Secara bersamaan mereka menggertakan gigi dan menutup mata ngilu. Tak pernah terbayang rasanya menjadi Alfie. Lelaki lugu yang harus hidup dengan kriminal 5 tahun lamanya, dengan iming-iming akan bahagia bersama.
“Setiap aku keluar dari apart, kecuali sekolah. Dia selalu nyiksa aku dengan banyak mainannya. Ada yang pakai ikat pinggang, pakai pecut, atau aku dibiarkan di balkon semalaman.”
“Kalau lo ngerasa gak kuat, cukup sampai situ aja. Kita semua paham.” Potong Johan mendengar suara Alfie yang perlahan seperti ringisan.
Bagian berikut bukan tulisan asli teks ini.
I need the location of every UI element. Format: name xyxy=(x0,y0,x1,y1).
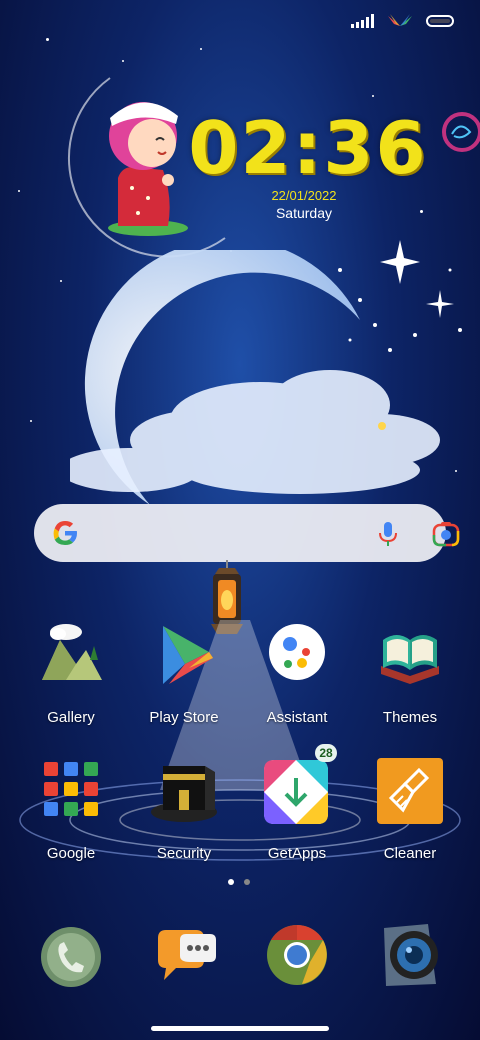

“Ngga-ngga, biarin aku untuk pertama kalinya bisa cerita sama orang. Beban yang aku tahan sendirian, biarin itu jatuh sebentar.” Tangisnya semakin pecah.
“Semenjak kejadian kak Regan kecelakaan, sama sekali aku gak boleh keluar dari apart bahkan untuk beli makan. Nerima makanpun gak boleh.” Lanjutnya.
“Tapi kak Gilang selalu ngasih makanan diem-diem, jadi gak kelaparan.” Sang pemilik nama mengangguk mengiyakan ucapan karena benar adanya.
“Sorry motong, tapi kenapa lo baik sama Alfie sementara lo tau cowoknya ngelakuin hal yang salah?”
Awalnya Gilang terdiam mendapat pertanyaan yang mendadak itu, “Gue kenal Alfie bro, gak mungkin Alfie dukung dia buat ngelakuin gini dan gue tau kalo Alfie gak bisa lakuin apa-apa. Dan kenapa gue backing Reza? Alfie yang minta.” Putusnya.
Tubuh Alfie semakin merunduk malu.
“Why tho??”
“I'm sorry for falling in love with him.“
Secara kompak lagi, semuanya mendesah pasrah.
Benar-benar jawaban yang tak pernah terduga diotak mereka. Falling in love? That's a bullshit.
Gue punya rencana
Biasanya ide lo agak gila, tapi gue bakal lakuin apapun hari ini.